The Federal government is comprised of three equal branches as described in Articles One, Two and Three of the Constitution.
The Congress is bicameral (two houses), the Senate and the House of Representatives. Basically the function of the Congress is to pass laws and control the purse.
The Executive Branch (think president) enforces the laws enacted by Congress and serves as Commander in Chief for the Armed Forces.
The Judicial Branch is known as the Supreme Court and is the final interpreter of constitutional law.
In this current presidential election cycle a lot of attention is being paid to the Supreme Court due to its number having been reduced to eight by the death of Justice Antonin Scalia. Despite all the rhetoric there is nothing magical about the number nine when it comes to the Supreme court. The Constitution does not specify how many members the Court must have. The original court (1789) had six members and this number has fluctuated over the years. In 1937 Franklin Roosevelt attempted to expand the Court to fifteen.
The biggest problem within our government comes from that very equality of powers established by the framers of the Constitution. It seems that due to human nature, individuals in each of the branches, to borrow a phrase from George Orwell, want to be, “more equal than the others.”

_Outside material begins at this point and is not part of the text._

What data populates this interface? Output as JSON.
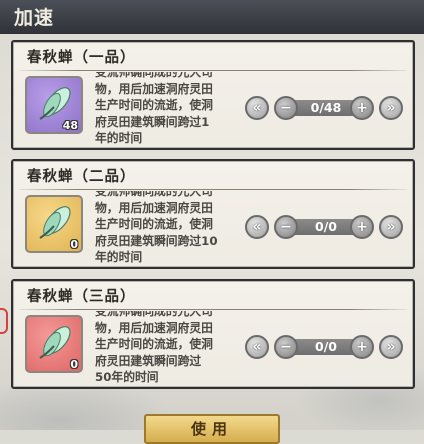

This is especially true in the Executive and Judicial Branches. We have Presidents who create law through executive orders and Supreme Court Justices seeking to legislate by employing the nebulous factor of intent rather than ruling on the words as written in the laws being considered.

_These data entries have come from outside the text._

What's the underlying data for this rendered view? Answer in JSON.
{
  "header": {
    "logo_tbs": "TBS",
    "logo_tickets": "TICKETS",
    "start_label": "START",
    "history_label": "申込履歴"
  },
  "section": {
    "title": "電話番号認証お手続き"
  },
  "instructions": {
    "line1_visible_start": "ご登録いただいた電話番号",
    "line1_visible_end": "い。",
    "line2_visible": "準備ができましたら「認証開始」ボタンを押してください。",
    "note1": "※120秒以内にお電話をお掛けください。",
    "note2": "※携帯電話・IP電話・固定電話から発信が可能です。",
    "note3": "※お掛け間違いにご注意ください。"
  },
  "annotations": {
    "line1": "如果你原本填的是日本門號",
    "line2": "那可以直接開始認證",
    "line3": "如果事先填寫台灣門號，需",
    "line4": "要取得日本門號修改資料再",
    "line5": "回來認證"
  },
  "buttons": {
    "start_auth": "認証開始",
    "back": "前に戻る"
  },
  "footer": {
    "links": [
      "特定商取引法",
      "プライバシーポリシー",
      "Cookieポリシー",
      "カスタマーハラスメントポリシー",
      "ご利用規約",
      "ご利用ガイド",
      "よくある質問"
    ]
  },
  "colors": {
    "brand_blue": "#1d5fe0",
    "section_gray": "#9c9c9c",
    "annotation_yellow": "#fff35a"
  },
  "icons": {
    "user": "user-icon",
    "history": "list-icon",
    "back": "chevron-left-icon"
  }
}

A final thought in this far from comprehensive primer is the notion of the Constitution being a living document. The argument is that the founding Fathers could not possibly know which changes would take place over the years and that now, 240 years after the fact, we should not be bound to the words written so long ago.
This argument is specious at best and serves only those who have a hidden agenda to promote. A so-called living constitution, easily changed whenever the mood strikes, is tantamount to having no constitution.
The Founding Fathers knew full well that circumstances would change over the years and a process, the ability to amend, was included in the constitution to address that reality. Amending the Constitution is a difficult and arduous task, as well it should be, but it is the only proper avenue for making changes.
Read your Constitution, learn and understand which powers are vested in the separate but equal branches so that you will know when our leaders are straying from the authority we have entrusted to them and can be held accountable.
And perhaps most important of all, resist the idea that the Justices of the Supreme Court have any constitutional power other than to rule on laws presented to them, based on the actual words they contain, when weighed by the words in the constitution itself. If a Supreme court Justice can be identified by political leanings then he or she is not impartial and is not keeping to the oath to uphold and defend the Constitution.
Civics can be a fascinating subject when viewed as a window on history and a benchmark for how devious the human mind can be when seeking to circumvent those quite simple rules of governance set down by our founding Fathers.